January 29, 2020FeaturedNewsTrending
There is always a winning or losing side to every situation. When the Finance bill was signed into law by President Buhari, it meant a lot of things to a lot of Nigerians.
But significantly for the food world, it meant that basic food items, including additives like honey, loaves of bread, cereals, cooking oils, culinary herbs, fish, flour and starch, fruits (fresh or dried), live or raw meat and poultry, milk, nuts, pulses, roots, salt, vegetables, water (natural water and table water) would not be taxed for value-added.
This means that for every time you step into your food stores to purchase any of these, you will not pay the approved 7.5% that your colleagues or even you yourself will pay if you have to purchase any item outside this list.
There are also a few exempt products but for the sake of agriculture which is our discourse right now, I will save you the details of ‘foreign’ conversations.
Another interesting angle of the new Act is the fact that it includes a provision that allows all companies “engaged in agricultural production” in Nigeria “an initial tax-free period of five years”, renewable for an additional three years.
In essence, if you run a farm in any part of Nigeria, you are free from tax for a whole five years. Five years of no tax for local man? Tell me that’s not good news and I’ll tell you that you clearly have no idea what good news looks and feels like. The best part is the phrase after ‘tax-free period…’

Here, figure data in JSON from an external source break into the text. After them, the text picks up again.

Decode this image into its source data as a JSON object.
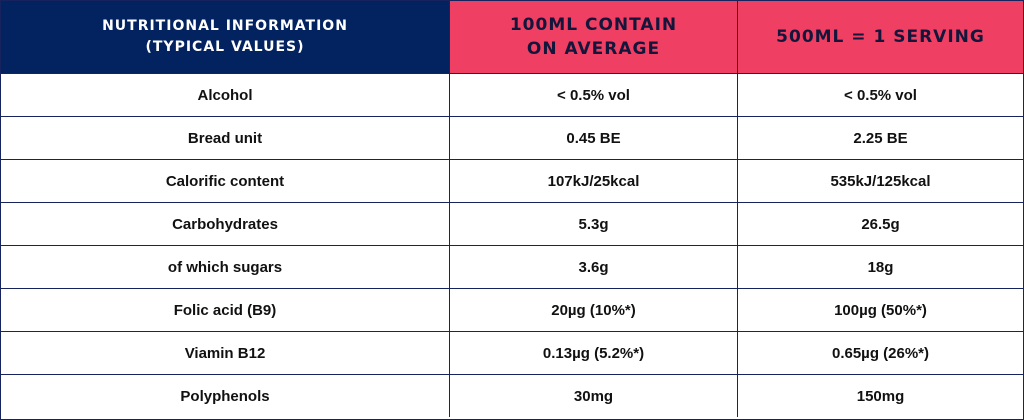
{
  "colors": {
    "header_primary": "#022260",
    "header_accent": "#ef3f63",
    "border": "#16235d",
    "row_background": "#ffffff",
    "text": "#111111"
  },
  "table": {
    "headers": [
      {
        "lines": [
          "NUTRITIONAL INFORMATION",
          "(TYPICAL VALUES)"
        ]
      },
      {
        "lines": [
          "100ML CONTAIN",
          "ON AVERAGE"
        ]
      },
      {
        "lines": [
          "500ML = 1 SERVING"
        ]
      }
    ],
    "rows": [
      {
        "name": "Alcohol",
        "per_100ml": "< 0.5% vol",
        "per_500ml": "< 0.5% vol"
      },
      {
        "name": "Bread unit",
        "per_100ml": "0.45 BE",
        "per_500ml": "2.25 BE"
      },
      {
        "name": "Calorific content",
        "per_100ml": "107kJ/25kcal",
        "per_500ml": "535kJ/125kcal"
      },
      {
        "name": "Carbohydrates",
        "per_100ml": "5.3g",
        "per_500ml": "26.5g"
      },
      {
        "name": "of which sugars",
        "per_100ml": "3.6g",
        "per_500ml": "18g"
      },
      {
        "name": "Folic acid (B9)",
        "per_100ml": "20µg (10%*)",
        "per_500ml": "100µg (50%*)"
      },
      {
        "name": "Viamin B12",
        "per_100ml": "0.13µg (5.2%*)",
        "per_500ml": "0.65µg (26%*)"
      },
      {
        "name": "Polyphenols",
        "per_100ml": "30mg",
        "per_500ml": "150mg"
      }
    ]
  }
}
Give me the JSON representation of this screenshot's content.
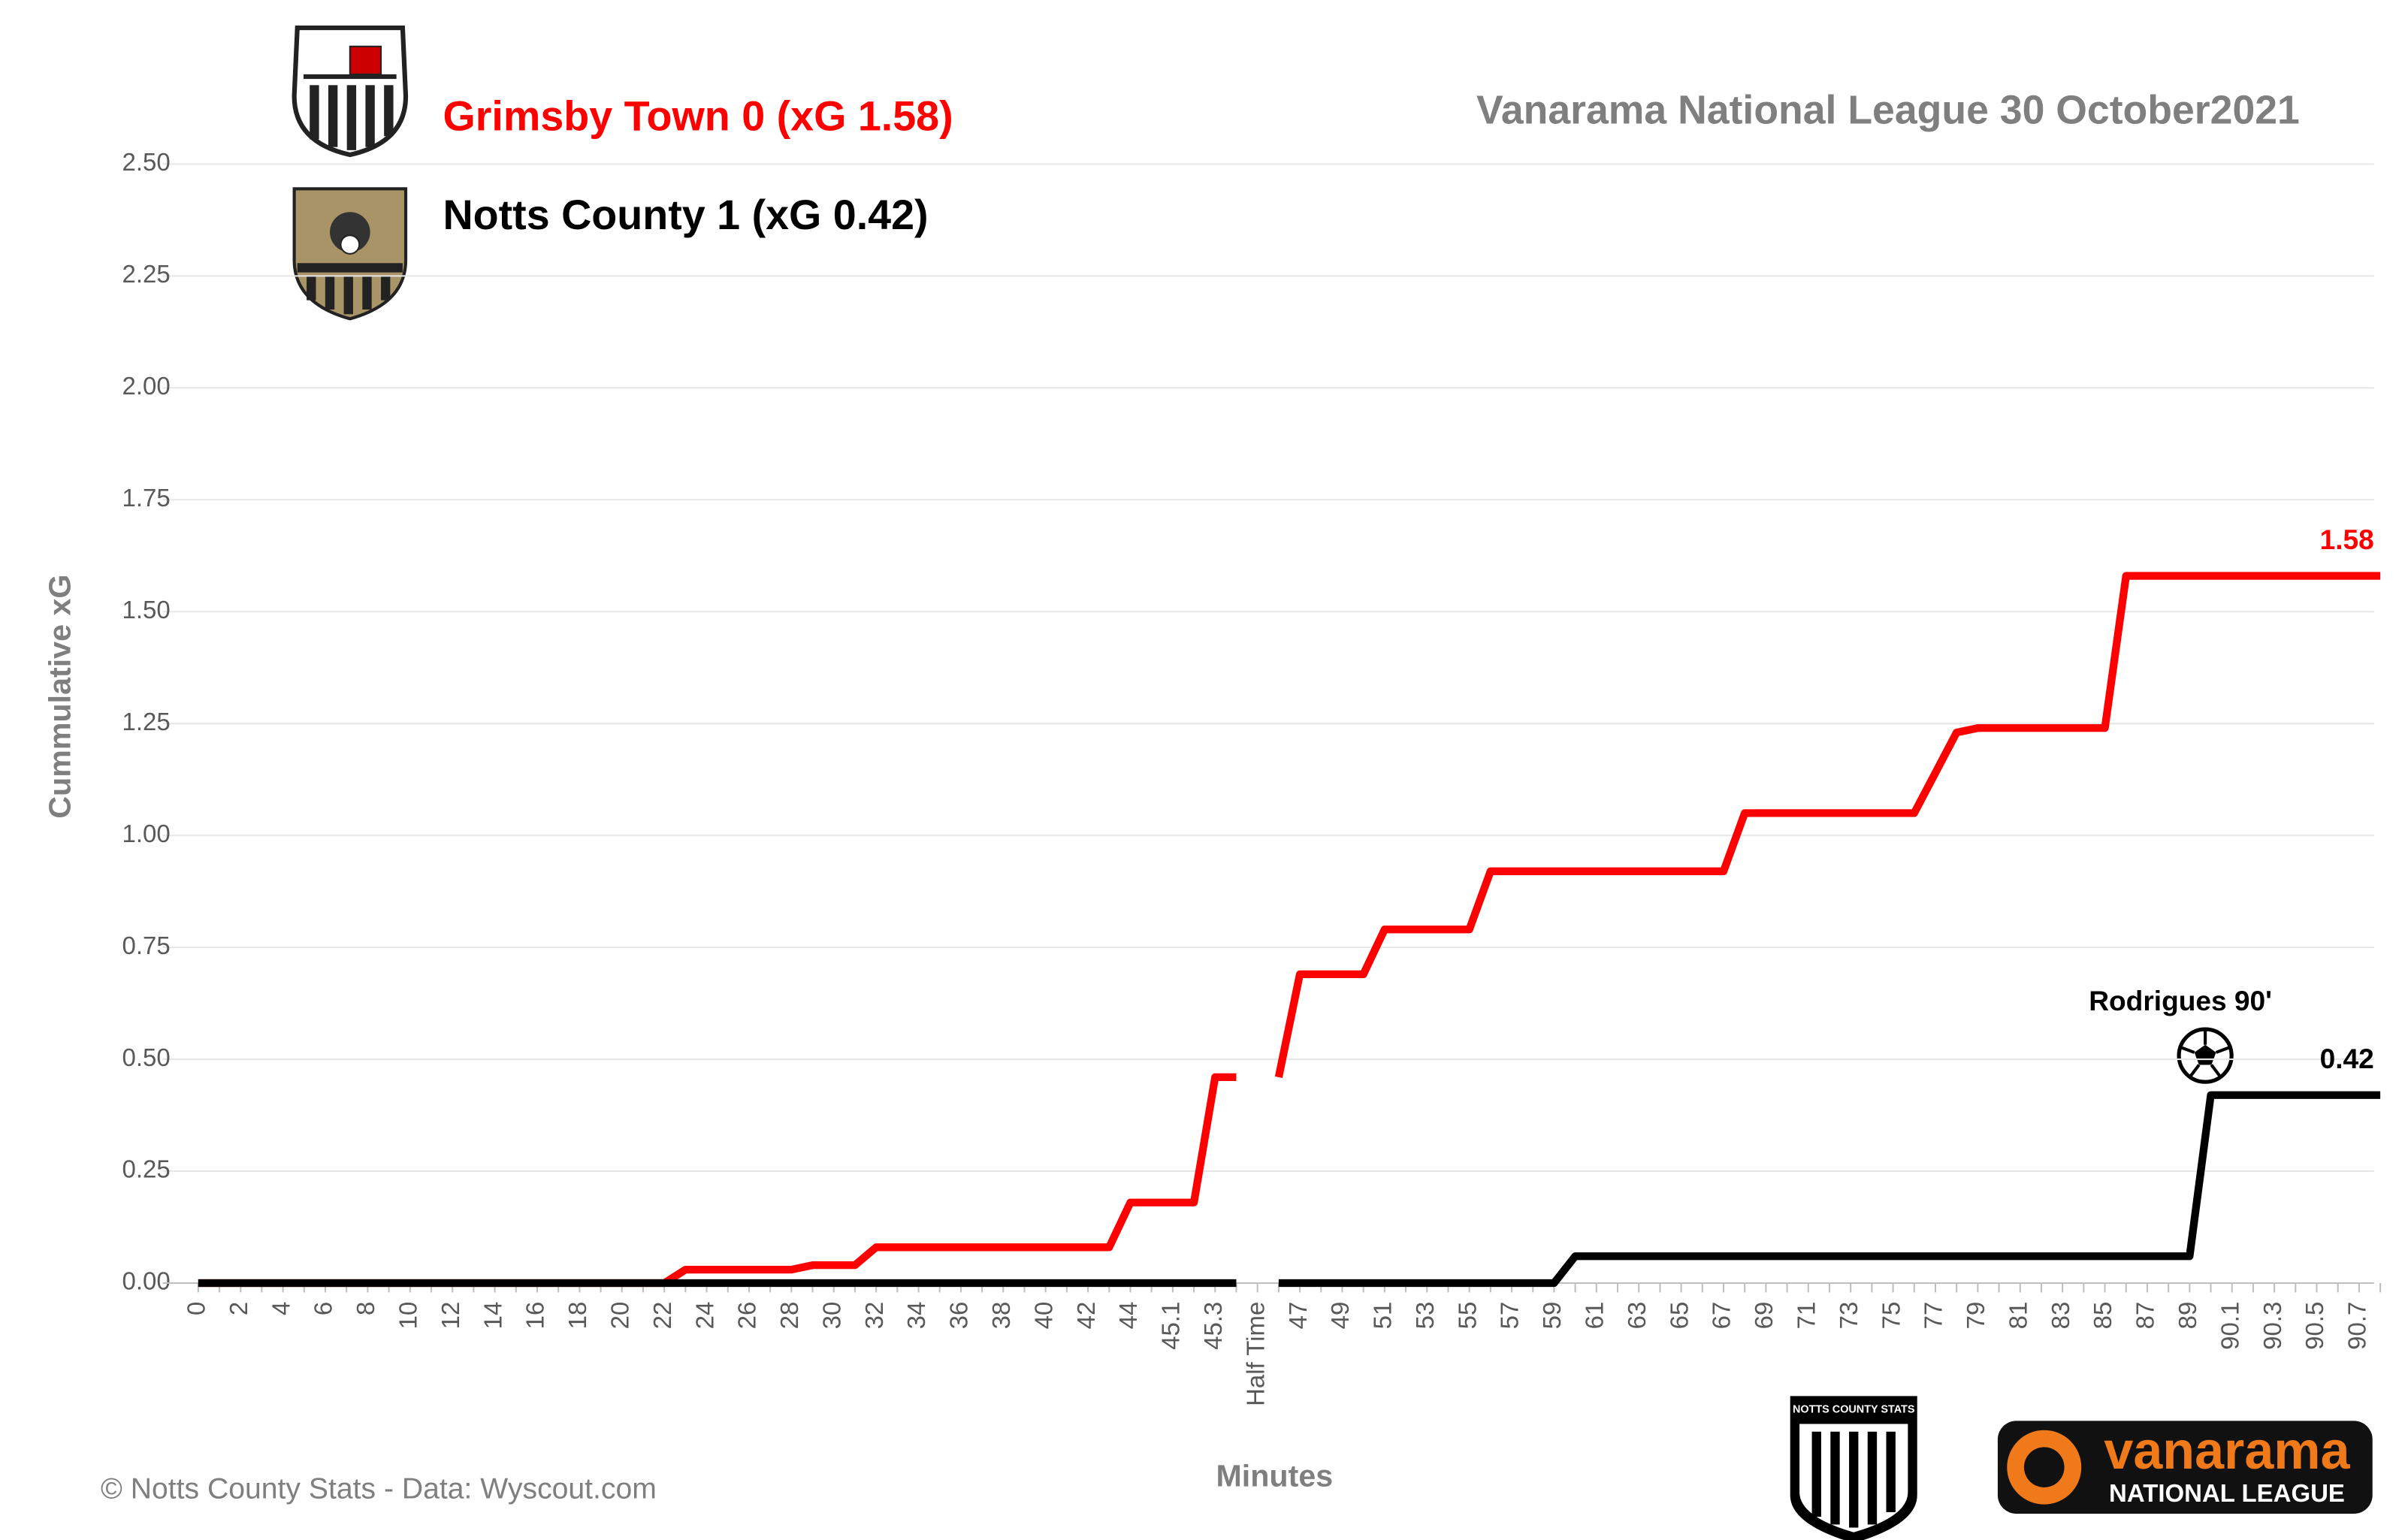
{
  "chart_data": {
    "type": "line",
    "title": "Vanarama National League  30 October2021",
    "xlabel": "Minutes",
    "ylabel": "Cummulative  xG",
    "annotation": "Rodrigues 90'",
    "footer": "© Notts County Stats - Data: Wyscout.com",
    "logo_texts": [
      "NOTTS COUNTY STATS",
      "vanarama",
      "NATIONAL LEAGUE"
    ],
    "categories": [
      "0",
      null,
      "2",
      null,
      "4",
      null,
      "6",
      null,
      "8",
      null,
      "10",
      null,
      "12",
      null,
      "14",
      null,
      "16",
      null,
      "18",
      null,
      "20",
      null,
      "22",
      null,
      "24",
      null,
      "26",
      null,
      "28",
      null,
      "30",
      null,
      "32",
      null,
      "34",
      null,
      "36",
      null,
      "38",
      null,
      "40",
      null,
      "42",
      null,
      "44",
      null,
      "45.1",
      null,
      "45.3",
      null,
      "Half Time",
      null,
      "47",
      null,
      "49",
      null,
      "51",
      null,
      "53",
      null,
      "55",
      null,
      "57",
      null,
      "59",
      null,
      "61",
      null,
      "63",
      null,
      "65",
      null,
      "67",
      null,
      "69",
      null,
      "71",
      null,
      "73",
      null,
      "75",
      null,
      "77",
      null,
      "79",
      null,
      "81",
      null,
      "83",
      null,
      "85",
      null,
      "87",
      null,
      "89",
      null,
      "90.1",
      null,
      "90.3",
      null,
      "90.5",
      null,
      "90.7",
      null
    ],
    "series": [
      {
        "name": "Grimsby Town 0 (xG 1.58)",
        "color": "#ff0000",
        "values": [
          0,
          0,
          0,
          0,
          0,
          0,
          0,
          0,
          0,
          0,
          0,
          0,
          0,
          0,
          0,
          0,
          0,
          0,
          0,
          0,
          0,
          0,
          0,
          0.03,
          0.03,
          0.03,
          0.03,
          0.03,
          0.03,
          0.04,
          0.04,
          0.04,
          0.08,
          0.08,
          0.08,
          0.08,
          0.08,
          0.08,
          0.08,
          0.08,
          0.08,
          0.08,
          0.08,
          0.08,
          0.18,
          0.18,
          0.18,
          0.18,
          0.46,
          0.46,
          null,
          0.46,
          0.69,
          0.69,
          0.69,
          0.69,
          0.79,
          0.79,
          0.79,
          0.79,
          0.79,
          0.92,
          0.92,
          0.92,
          0.92,
          0.92,
          0.92,
          0.92,
          0.92,
          0.92,
          0.92,
          0.92,
          0.92,
          1.05,
          1.05,
          1.05,
          1.05,
          1.05,
          1.05,
          1.05,
          1.05,
          1.05,
          1.14,
          1.23,
          1.24,
          1.24,
          1.24,
          1.24,
          1.24,
          1.24,
          1.24,
          1.58,
          1.58,
          1.58,
          1.58,
          1.58,
          1.58,
          1.58,
          1.58,
          1.58,
          1.58,
          1.58,
          1.58,
          1.58
        ]
      },
      {
        "name": "Notts County 1 (xG 0.42)",
        "color": "#000000",
        "values": [
          0,
          0,
          0,
          0,
          0,
          0,
          0,
          0,
          0,
          0,
          0,
          0,
          0,
          0,
          0,
          0,
          0,
          0,
          0,
          0,
          0,
          0,
          0,
          0,
          0,
          0,
          0,
          0,
          0,
          0,
          0,
          0,
          0,
          0,
          0,
          0,
          0,
          0,
          0,
          0,
          0,
          0,
          0,
          0,
          0,
          0,
          0,
          0,
          0,
          0,
          null,
          0,
          0,
          0,
          0,
          0,
          0,
          0,
          0,
          0,
          0,
          0,
          0,
          0,
          0,
          0.06,
          0.06,
          0.06,
          0.06,
          0.06,
          0.06,
          0.06,
          0.06,
          0.06,
          0.06,
          0.06,
          0.06,
          0.06,
          0.06,
          0.06,
          0.06,
          0.06,
          0.06,
          0.06,
          0.06,
          0.06,
          0.06,
          0.06,
          0.06,
          0.06,
          0.06,
          0.06,
          0.06,
          0.06,
          0.06,
          0.42,
          0.42,
          0.42,
          0.42,
          0.42,
          0.42,
          0.42,
          0.42,
          0.42
        ]
      }
    ],
    "ylim": [
      0,
      2.5
    ],
    "yticks": [
      {
        "value": 0,
        "label": "0.00"
      },
      {
        "value": 0.25,
        "label": "0.25"
      },
      {
        "value": 0.5,
        "label": "0.50"
      },
      {
        "value": 0.75,
        "label": "0.75"
      },
      {
        "value": 1,
        "label": "1.00"
      },
      {
        "value": 1.25,
        "label": "1.25"
      },
      {
        "value": 1.5,
        "label": "1.50"
      },
      {
        "value": 1.75,
        "label": "1.75"
      },
      {
        "value": 2,
        "label": "2.00"
      },
      {
        "value": 2.25,
        "label": "2.25"
      },
      {
        "value": 2.5,
        "label": "2.50"
      }
    ],
    "grid": true
  }
}
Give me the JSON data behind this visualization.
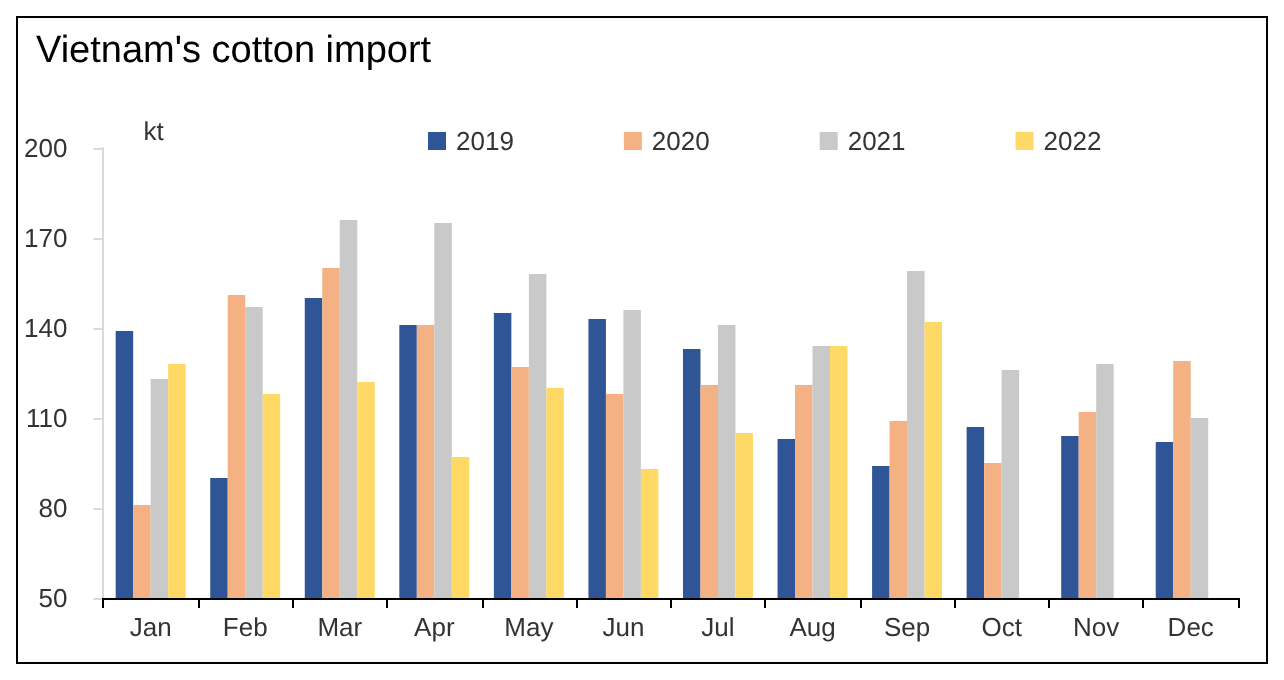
{
  "chart_data": {
    "type": "bar",
    "title": "Vietnam's cotton import",
    "ylabel": "kt",
    "categories": [
      "Jan",
      "Feb",
      "Mar",
      "Apr",
      "May",
      "Jun",
      "Jul",
      "Aug",
      "Sep",
      "Oct",
      "Nov",
      "Dec"
    ],
    "series": [
      {
        "name": "2019",
        "color": "#2f5597",
        "values": [
          139,
          90,
          150,
          141,
          145,
          143,
          133,
          103,
          94,
          107,
          104,
          102
        ]
      },
      {
        "name": "2020",
        "color": "#f4b183",
        "values": [
          81,
          151,
          160,
          141,
          127,
          118,
          121,
          121,
          109,
          95,
          112,
          129
        ]
      },
      {
        "name": "2021",
        "color": "#c9c9c9",
        "values": [
          123,
          147,
          176,
          175,
          158,
          146,
          141,
          134,
          159,
          126,
          128,
          110
        ]
      },
      {
        "name": "2022",
        "color": "#ffd966",
        "values": [
          128,
          118,
          122,
          97,
          120,
          93,
          105,
          134,
          142,
          null,
          null,
          null
        ]
      }
    ],
    "ylim": [
      50,
      200
    ],
    "yticks": [
      50,
      80,
      110,
      140,
      170,
      200
    ],
    "grid": false,
    "legend": "top"
  }
}
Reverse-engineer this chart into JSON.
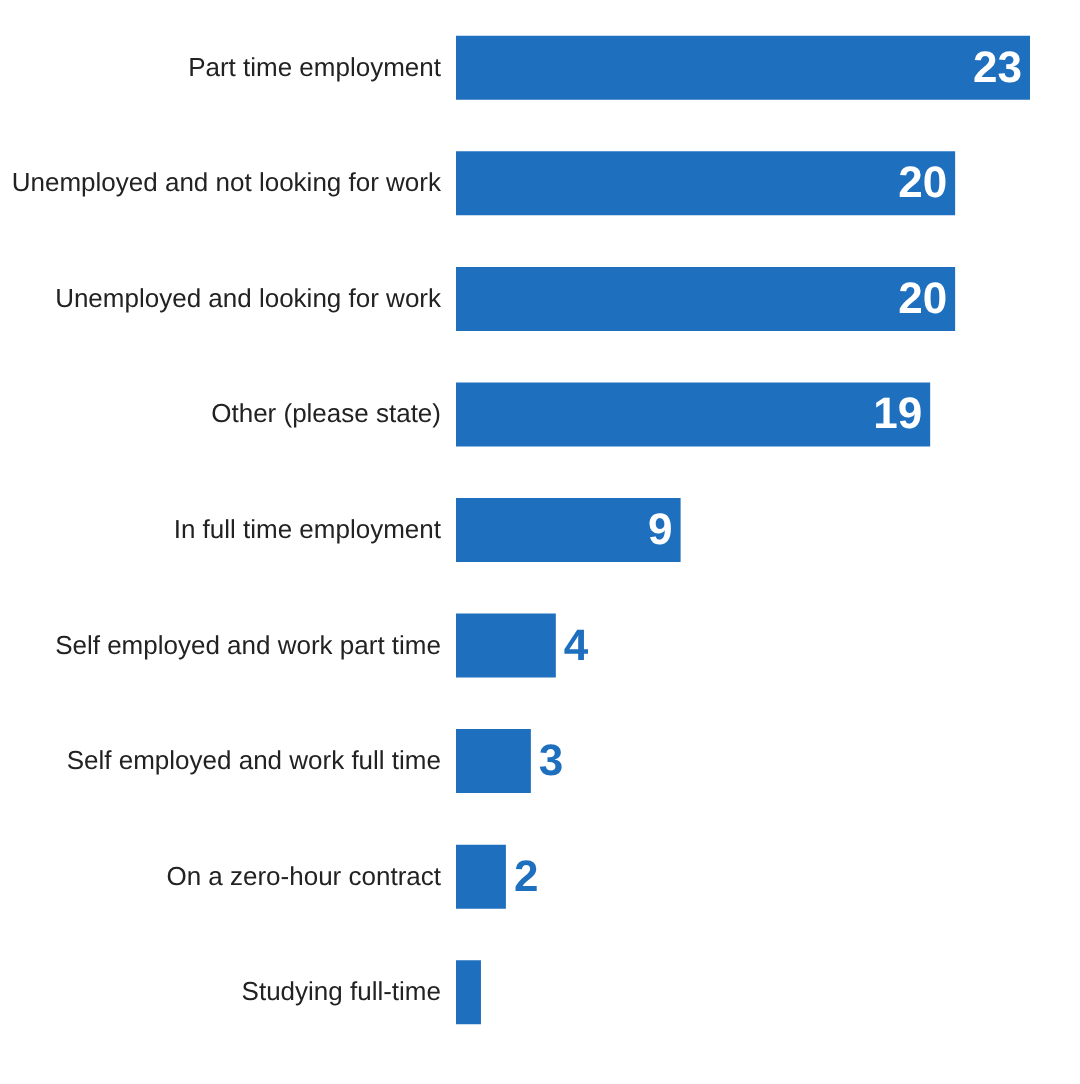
{
  "chart_data": {
    "type": "bar",
    "orientation": "horizontal",
    "categories": [
      "Part time employment",
      "Unemployed and not looking for work",
      "Unemployed and looking for work",
      "Other (please state)",
      "In full time employment",
      "Self employed and work part time",
      "Self employed and work full time",
      "On a zero-hour contract",
      "Studying full-time"
    ],
    "values": [
      23,
      20,
      20,
      19,
      9,
      4,
      3,
      2,
      1
    ],
    "value_labels": [
      "23",
      "20",
      "20",
      "19",
      "9",
      "4",
      "3",
      "2",
      null
    ],
    "color": "#1f6fbf"
  }
}
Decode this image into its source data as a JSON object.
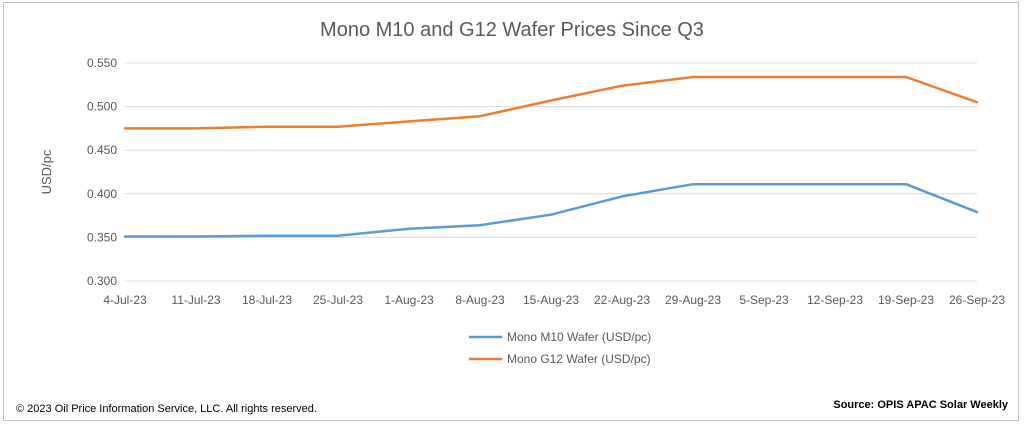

Look at that statement again and you would discover that if you continue in the Agri-business for five years, you can renew this tax holiday for another three years. Tell me about encouraging agriculture in Nigeria.
This is pretty much all that concerns you if you operate in the food sector; others will apply if you just want to live your life like the Nigerian that you are.
So, can I say you should just buy you some plots and get to work?